International Journal of Computational Methods ◽

10.1142/s0219876219500063 ◽

2019 ◽

Vol 17 (04) ◽

pp. 1950006

Author(s):

C. Q. Wang ◽

J. H. Yue ◽

Ming Li

Keyword(s):

Finite Element ◽

Solid Mechanics ◽

Three Dimensional ◽

Curved Surfaces ◽

Curved Boundaries ◽

Hybrid Mesh ◽

Curved Boundary ◽

Flat Surfaces ◽

Tetrahedral Elements ◽

Hybrid Meshes

Linear tetrahedral elements with four nodes (Te4) are currently the simplest and most widely used ones in the finite element (FE) developed for solving three-dimensional (3D) mechanics problems. However, the standard Te4 element cannot be used to simulate accurately the 3D problems with curved boundaries because of the flat surfaces. In this paper, we develop a set of new elements having curved surfaces to properly simulate the curved boundaries. At the same time, additional nodes are put on the curved boundaries to improve the accuracy of the approximation.
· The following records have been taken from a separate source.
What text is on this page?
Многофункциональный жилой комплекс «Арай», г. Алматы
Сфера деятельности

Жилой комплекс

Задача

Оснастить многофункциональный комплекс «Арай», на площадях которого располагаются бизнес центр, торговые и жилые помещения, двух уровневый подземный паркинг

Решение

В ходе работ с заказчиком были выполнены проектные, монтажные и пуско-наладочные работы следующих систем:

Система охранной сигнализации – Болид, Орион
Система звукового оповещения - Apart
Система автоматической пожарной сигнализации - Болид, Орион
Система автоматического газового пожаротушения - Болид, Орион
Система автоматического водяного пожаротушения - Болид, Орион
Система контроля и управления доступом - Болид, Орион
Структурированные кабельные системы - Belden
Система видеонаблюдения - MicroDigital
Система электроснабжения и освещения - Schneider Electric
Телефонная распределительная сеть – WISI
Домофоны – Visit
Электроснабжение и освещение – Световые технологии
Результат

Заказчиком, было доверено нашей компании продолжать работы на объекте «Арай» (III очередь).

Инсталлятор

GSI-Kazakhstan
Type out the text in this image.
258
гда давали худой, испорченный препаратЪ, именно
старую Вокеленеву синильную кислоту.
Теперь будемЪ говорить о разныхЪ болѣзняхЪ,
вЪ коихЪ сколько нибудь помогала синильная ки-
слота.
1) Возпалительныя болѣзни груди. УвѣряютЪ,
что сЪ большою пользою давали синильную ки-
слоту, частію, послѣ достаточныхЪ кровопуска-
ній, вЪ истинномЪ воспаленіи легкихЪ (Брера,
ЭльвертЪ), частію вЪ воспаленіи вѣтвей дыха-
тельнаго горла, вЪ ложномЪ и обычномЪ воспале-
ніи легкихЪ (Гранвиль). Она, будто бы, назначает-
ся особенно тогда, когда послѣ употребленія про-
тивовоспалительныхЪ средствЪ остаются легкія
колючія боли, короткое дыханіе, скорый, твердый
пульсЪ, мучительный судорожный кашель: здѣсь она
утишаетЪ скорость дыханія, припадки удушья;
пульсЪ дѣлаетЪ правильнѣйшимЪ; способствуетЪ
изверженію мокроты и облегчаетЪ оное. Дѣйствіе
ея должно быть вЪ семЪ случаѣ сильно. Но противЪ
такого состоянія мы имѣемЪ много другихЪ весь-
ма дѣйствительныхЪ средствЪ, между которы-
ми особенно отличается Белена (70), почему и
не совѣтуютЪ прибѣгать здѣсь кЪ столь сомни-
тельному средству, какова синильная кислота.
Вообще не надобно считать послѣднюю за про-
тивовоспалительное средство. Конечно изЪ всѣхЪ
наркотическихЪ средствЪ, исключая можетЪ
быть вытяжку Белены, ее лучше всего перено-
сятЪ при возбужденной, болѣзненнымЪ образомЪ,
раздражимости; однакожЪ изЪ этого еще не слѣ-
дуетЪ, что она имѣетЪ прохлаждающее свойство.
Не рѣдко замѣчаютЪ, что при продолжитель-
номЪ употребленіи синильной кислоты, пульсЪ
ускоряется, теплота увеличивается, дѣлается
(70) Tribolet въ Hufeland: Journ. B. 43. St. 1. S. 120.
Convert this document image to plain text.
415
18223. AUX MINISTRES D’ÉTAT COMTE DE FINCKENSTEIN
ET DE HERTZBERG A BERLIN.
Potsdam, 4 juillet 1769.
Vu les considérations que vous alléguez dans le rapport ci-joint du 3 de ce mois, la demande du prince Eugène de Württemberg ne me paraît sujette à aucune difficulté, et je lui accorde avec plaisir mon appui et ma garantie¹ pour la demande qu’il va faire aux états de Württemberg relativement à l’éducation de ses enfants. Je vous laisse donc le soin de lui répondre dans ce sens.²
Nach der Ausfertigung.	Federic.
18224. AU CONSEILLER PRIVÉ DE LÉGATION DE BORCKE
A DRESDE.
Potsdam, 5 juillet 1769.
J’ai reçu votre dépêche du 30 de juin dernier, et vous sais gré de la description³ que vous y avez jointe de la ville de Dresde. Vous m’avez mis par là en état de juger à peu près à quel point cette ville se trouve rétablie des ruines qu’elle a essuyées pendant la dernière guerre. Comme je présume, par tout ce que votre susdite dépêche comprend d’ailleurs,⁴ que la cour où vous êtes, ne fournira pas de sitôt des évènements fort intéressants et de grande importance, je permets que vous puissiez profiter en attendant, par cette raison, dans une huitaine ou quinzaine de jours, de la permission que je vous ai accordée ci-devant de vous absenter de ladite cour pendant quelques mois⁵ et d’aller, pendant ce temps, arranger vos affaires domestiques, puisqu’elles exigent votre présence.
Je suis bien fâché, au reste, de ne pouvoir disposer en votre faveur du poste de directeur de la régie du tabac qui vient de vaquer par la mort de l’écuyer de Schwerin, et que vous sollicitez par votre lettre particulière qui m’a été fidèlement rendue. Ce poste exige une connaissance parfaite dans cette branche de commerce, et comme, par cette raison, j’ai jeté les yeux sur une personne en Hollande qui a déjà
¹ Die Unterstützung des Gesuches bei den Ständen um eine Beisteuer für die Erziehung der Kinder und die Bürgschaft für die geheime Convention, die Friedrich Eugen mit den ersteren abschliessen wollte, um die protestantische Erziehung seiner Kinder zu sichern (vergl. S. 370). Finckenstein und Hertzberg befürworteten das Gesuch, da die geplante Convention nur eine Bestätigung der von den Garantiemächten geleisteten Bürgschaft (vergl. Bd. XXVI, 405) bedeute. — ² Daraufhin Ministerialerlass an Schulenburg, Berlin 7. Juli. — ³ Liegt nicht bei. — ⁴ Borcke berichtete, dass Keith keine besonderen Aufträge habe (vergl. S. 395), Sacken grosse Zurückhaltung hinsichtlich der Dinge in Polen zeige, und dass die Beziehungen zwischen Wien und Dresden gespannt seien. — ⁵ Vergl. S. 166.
These novel elements are defined as five-noded, six-noded, and seven-noded tetrahedron elements (Te5, Te6, and Te7) according to the number of the nodes in one element. Based on the Te4 FE mesh, a hybrid mesh can be conveniently built for 3D problems with curved boundaries, in which the standard Te4 elements are used for the interior elements, and Te5, Te6, and Te7 elements are used for the curved boundary elements. Compared with the standard FEM using Te4 elements, our hybrid mesh can significantly improve the accuracy of the solutions at the curved boundaries. Several solid mechanics problems are studied using the hybrid meshes to validate the effectiveness of the present new elements.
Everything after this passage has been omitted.